The barrel itself is, in a word, stunning. Designed in Grenoble by retired barrelist Jean-Yves Pois and funded by The Cleghorne Foundation, the barrel is a gleaming metallic example of what can happen when the very desperate and the very rich decide to join forces with the French. Inside the craft, I’ve got a small half-seat with a surprisingly complex seatbelt harness and one armrest—one, goddamnit. Two brake pedals secured to the floor do nothing, and the same goes for the steering wheel. The horn, which bears Jean-Yves’s initials, actually works but I can’t help wondering, what’s the fucking point?

My editor at Bunim promised her publisher that I would film the terrifying descent down the falls, so Jean-Yves included a smallish window outfitted with a wiper blade that I have to actuate manually using a pair of levers. Bunim’s publicity department—an intern named Brian—insists this will make a compelling piece of video content. I think he intends to use the footage to promote all the book store appearances he plans to ask me to arrange and finance on my own. “Any chance you could live tweet your plunge?” he added.
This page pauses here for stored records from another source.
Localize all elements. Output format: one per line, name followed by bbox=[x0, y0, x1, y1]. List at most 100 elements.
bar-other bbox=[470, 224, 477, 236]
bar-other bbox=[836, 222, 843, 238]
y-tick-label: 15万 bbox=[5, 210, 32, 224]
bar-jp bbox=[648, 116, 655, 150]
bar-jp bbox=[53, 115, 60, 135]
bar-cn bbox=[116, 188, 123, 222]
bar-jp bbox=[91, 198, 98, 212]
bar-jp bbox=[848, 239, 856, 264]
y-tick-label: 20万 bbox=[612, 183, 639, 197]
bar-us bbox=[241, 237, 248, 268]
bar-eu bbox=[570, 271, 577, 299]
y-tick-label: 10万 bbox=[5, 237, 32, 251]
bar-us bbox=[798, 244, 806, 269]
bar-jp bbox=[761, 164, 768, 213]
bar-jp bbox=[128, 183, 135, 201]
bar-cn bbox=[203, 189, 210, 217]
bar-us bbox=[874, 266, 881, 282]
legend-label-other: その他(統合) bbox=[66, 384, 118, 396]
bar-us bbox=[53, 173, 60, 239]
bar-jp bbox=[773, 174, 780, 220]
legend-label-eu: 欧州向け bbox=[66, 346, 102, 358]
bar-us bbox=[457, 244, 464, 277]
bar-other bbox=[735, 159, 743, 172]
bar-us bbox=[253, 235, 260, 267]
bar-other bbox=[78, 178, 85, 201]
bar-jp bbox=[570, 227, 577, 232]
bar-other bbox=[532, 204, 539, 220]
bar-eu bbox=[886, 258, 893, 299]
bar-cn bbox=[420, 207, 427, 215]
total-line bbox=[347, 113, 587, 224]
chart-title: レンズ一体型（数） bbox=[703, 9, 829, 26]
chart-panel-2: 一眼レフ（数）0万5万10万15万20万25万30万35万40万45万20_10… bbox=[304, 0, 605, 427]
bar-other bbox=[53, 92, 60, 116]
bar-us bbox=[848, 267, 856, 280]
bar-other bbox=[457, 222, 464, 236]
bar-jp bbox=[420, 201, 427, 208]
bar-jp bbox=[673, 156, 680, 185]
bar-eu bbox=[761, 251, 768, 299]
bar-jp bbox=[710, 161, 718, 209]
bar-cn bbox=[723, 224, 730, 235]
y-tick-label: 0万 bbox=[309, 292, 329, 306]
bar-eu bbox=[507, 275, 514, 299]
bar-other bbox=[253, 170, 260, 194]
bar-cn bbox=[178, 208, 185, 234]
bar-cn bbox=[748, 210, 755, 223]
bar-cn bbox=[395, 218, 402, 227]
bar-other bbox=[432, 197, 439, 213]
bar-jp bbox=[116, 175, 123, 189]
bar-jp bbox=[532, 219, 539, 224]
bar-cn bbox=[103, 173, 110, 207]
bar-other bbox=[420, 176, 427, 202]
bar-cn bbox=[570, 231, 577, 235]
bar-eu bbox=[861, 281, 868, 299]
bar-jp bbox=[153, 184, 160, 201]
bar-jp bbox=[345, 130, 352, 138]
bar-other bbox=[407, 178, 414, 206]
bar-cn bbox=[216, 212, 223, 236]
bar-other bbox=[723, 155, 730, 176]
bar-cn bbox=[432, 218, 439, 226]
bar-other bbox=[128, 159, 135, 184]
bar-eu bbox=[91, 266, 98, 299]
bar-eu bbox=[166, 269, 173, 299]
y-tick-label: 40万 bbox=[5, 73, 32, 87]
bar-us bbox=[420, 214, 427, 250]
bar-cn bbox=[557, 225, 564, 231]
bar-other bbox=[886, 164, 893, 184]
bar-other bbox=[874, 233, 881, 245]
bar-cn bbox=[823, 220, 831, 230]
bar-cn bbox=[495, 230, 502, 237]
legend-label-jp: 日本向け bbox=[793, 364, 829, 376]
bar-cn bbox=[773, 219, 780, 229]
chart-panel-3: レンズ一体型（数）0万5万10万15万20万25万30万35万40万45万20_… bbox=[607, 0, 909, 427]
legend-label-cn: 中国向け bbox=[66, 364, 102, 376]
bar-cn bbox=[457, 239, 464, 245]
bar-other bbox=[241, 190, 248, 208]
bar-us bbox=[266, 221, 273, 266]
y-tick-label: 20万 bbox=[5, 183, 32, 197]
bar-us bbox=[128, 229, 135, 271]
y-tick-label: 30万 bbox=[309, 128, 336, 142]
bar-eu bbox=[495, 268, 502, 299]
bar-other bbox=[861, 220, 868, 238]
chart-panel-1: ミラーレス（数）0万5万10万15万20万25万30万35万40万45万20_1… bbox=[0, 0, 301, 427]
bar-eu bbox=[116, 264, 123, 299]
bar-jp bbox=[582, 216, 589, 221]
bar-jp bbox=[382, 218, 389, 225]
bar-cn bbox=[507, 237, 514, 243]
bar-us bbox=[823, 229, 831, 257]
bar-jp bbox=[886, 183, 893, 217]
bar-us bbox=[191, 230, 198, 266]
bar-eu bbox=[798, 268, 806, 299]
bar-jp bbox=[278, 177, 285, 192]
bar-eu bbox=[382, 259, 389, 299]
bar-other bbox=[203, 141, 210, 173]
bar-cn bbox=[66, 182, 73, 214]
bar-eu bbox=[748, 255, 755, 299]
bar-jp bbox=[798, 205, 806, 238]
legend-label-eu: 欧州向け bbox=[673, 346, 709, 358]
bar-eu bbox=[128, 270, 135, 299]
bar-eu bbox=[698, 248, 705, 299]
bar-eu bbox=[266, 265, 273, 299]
There is a saying among the crustier publishers that the best kind of author is the dead kind; perhaps this is my shot to become one of the greats. I’m trying to keep my wits intact and continue playing the publishing game, but if you want the truth: I hate everything about this. Rejection is easier.

* * *

It occurs to me as I’m reviewing my instructions for securing the entry hatch that perhaps I was too quick to dismiss the other genres.

Young Adult seems to be selling these days. Books about Heaven, I could write one of those with just as much authority as anyone. I could probably fare well with a post-apocalyptic porn series, like that Zombie Swallower lady, but damnit if she didn’t think of it first.

I just can’t help but wonder if Salman Rushdie ever considered riding a barrel over the falls when he was starting out. Would he have been treed by a charging rhinoceros, like I was last month? Or damaged his rectum on a tightrope suspended between two skyscrapers?

Probably not.

He probably listened to his mother and stuck with fiction.